Bayesian Methods—Advanced Machine Learning

Преподаватель:

Ветров Дмитрий Петрович

Доцент Департамента больших данных и информационного поиска

 

The course addresses Bayesian methods for solving various machine learning and data processing problems (classification, dimension reduction, topic modeling, collaborative filtering, etc). Bayesian approach to probability theory allows one to take into account user’s preferences and task specific properties when building the model. Besides, it offers an efficient framework for model selection. We will cover the problems of automatic feature selection, determination of the number of components in probability mixtures, estimation of the dimension of latent subspace, setting the regularization coefficients in an efficient way, etc. We will review several simple models that can be used as building blocks for the construction of more complex probabilistic models. General tools for building the probabilistic models and for designing inference algorithms in those models are presented in the course. We will end up with the basics of the probabilistic graphical models which are further extension of Bayesian framework.

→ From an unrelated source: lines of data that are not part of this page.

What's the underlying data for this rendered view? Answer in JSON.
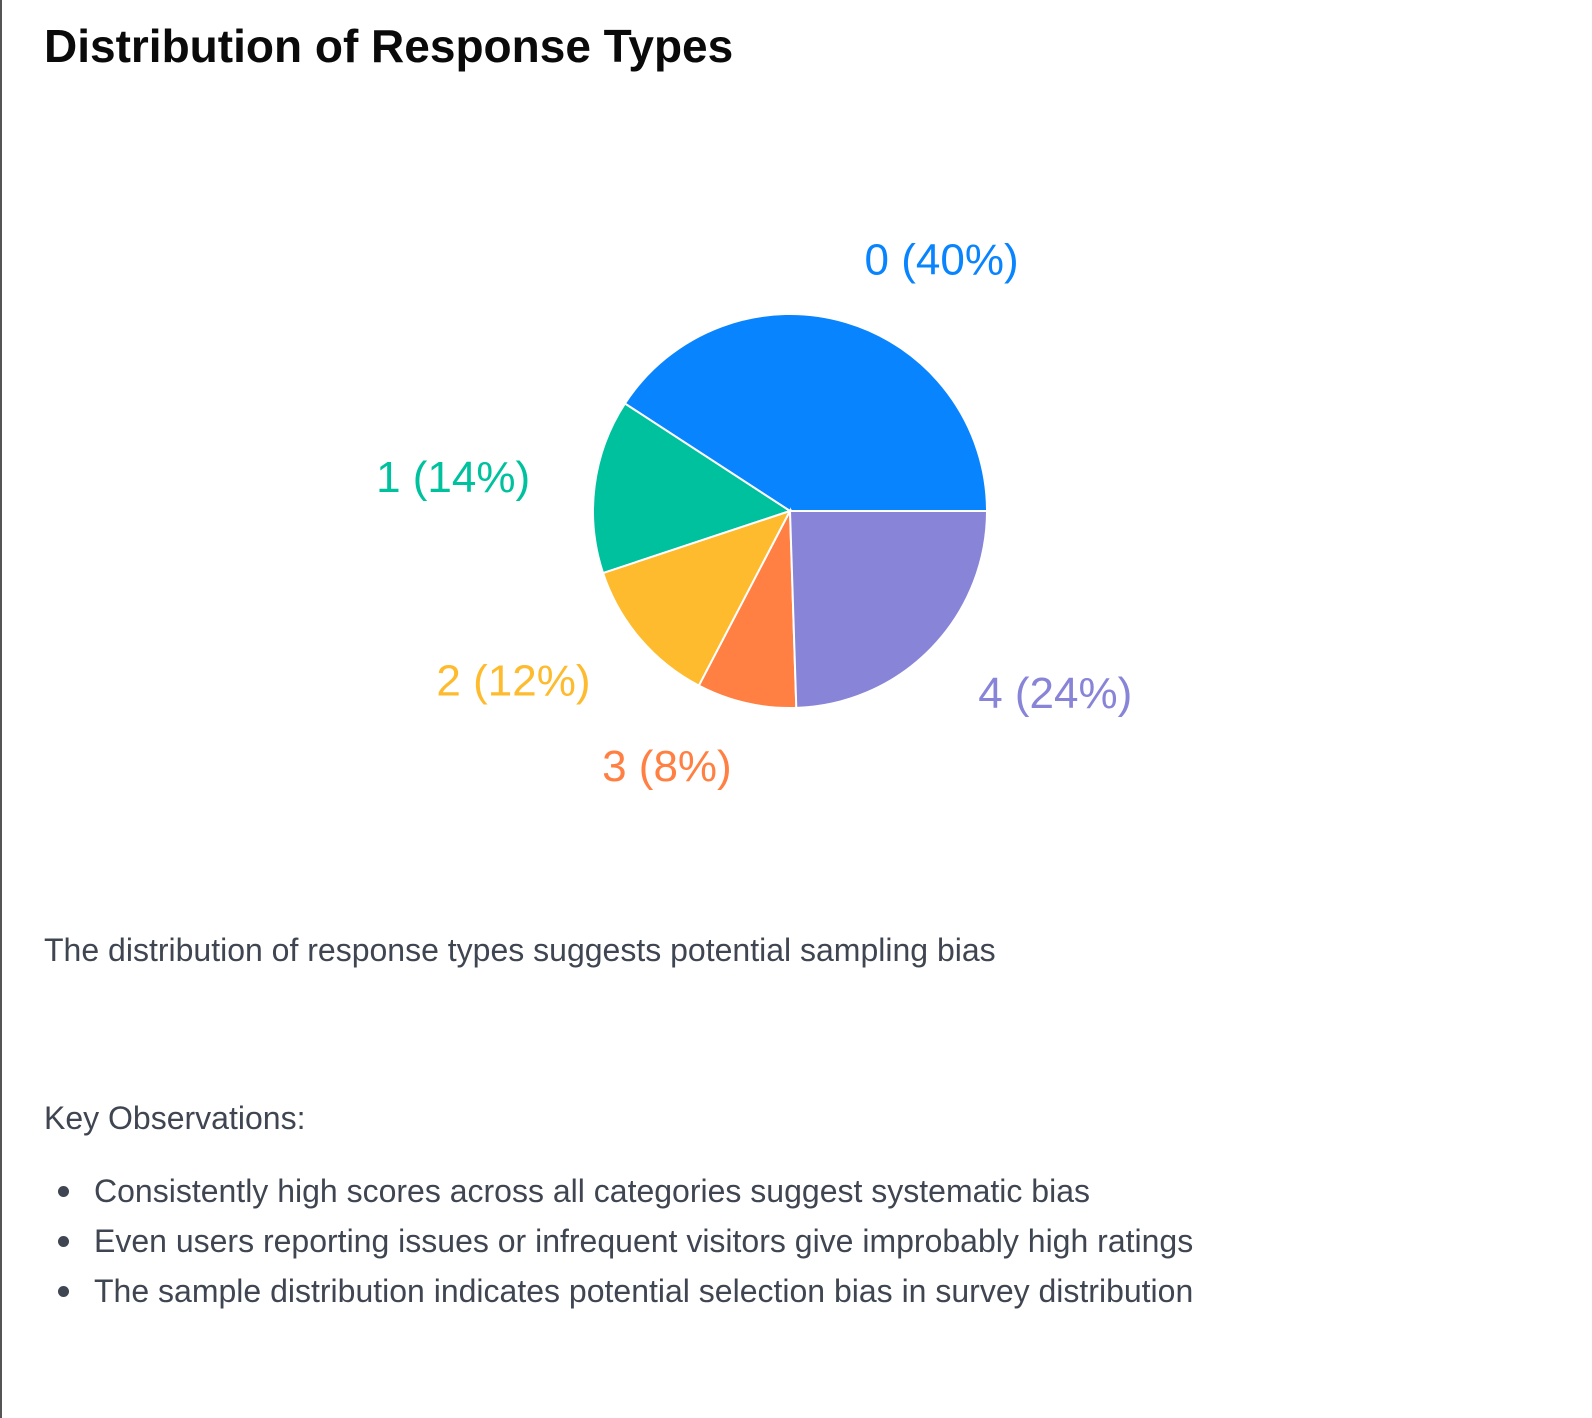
{
  "title": "Distribution of Response Types",
  "chart_data": {
    "type": "pie",
    "categories": [
      "0",
      "1",
      "2",
      "3",
      "4"
    ],
    "values": [
      40,
      14,
      12,
      8,
      24
    ],
    "data_labels": [
      "0 (40%)",
      "1 (14%)",
      "2 (12%)",
      "3 (8%)",
      "4 (24%)"
    ],
    "colors": [
      "#0984FF",
      "#00C19E",
      "#FDBB2D",
      "#FF8042",
      "#8884D8"
    ],
    "start_angle_deg": 0,
    "direction": "counterclockwise",
    "legend": "none"
  },
  "summary": "The distribution of response types suggests potential sampling bias",
  "observations": {
    "heading": "Key Observations:",
    "items": [
      "Consistently high scores across all categories suggest systematic bias",
      "Even users reporting issues or infrequent visitors give improbably high ratings",
      "The sample distribution indicates potential selection bias in survey distribution"
    ]
  }
}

Intended Learning Outcomes

Upon completion of this course, the student will be able to:

  • Apply existing advanced Bayesian models of data processing; know their pro et contras
  • Build their own probabilistic models for the particular problem
  • Develop either exact or approximate inference algorithms for given probabilistic models
  • Formulate the domain-specific knowledge in terms of prior distributions
  • Read and discuss research papers on probabilistic framework in machine learning, computer vision, collaborative filtering, text processing, etc.